1. Five dilutions in the range from 0.1 to 20 mg/L of each of the n-alkanes in pentane should be returning signals in a linear fashion, through origin. Once obtained, linearity can be checked daily with a single control sample (acceptance ±10%). Remember internal standard in quantification standards.

4.3.5 Internal standards

1. LMW internal standards chlorofluorobenzene, bromobenzene or chlorobenzene (250µg/mL in pentane giving 10µg/mL in GC-vial when 200µl is added to sample)

2. HMW internal standards Ortho-terphenyl, squalane or squalene (250µg/mL in pentane giving 10µg/mL in GC-vial when 200µl is added to sample)

4.3.6 Instrument settings and equipment

Standard performance criteria

1. Solvent blanks should be run at least for every ten samples. 2. Standard reference material (sediment and oil) should be run at least for every ten samples 3. Injected standards should give baseline separation of n-alkanes. 4. Discrimination of heavy analytes should be avoided.
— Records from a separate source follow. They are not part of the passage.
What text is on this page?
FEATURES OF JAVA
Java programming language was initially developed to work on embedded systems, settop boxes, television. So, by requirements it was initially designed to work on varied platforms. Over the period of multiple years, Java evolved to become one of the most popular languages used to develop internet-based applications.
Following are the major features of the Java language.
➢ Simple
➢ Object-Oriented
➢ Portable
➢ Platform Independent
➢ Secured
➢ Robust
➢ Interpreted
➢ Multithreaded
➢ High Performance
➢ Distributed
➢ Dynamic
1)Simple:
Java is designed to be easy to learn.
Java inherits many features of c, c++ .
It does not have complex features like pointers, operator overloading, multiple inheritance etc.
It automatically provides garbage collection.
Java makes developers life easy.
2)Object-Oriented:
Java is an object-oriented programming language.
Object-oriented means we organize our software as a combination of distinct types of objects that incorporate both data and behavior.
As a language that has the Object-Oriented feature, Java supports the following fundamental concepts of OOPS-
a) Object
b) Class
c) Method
Check that standard response of nC35 is

at least 80% of that of nC20.

Inlet

1µL injected in splitless mode, injector temperature: 325°C

Column

40 m ZB-5 (0.18 mm ID, 0.25 µm film thickness) capillary column. Hydrogen should be used as carrier gas at 3.0 ml/s. An example of a temperature program is: Initial temperature: 45°C hold for 2.5 min, 20°C/min to 320°C (hold for 10 min), total analysis time 26.5 min.

4.3.7 GC-FID data analysis

Boiling point intervals

Since the unresolved complex mixture (the compounds responsible for the rise in baseline after 6 minutes as seen in Figure 14) contains hydrocarbons that should be quantified in relation to


28

weathering, data are quantified by integrating the entire area under the curve in the specific BPFs until baseline at zero.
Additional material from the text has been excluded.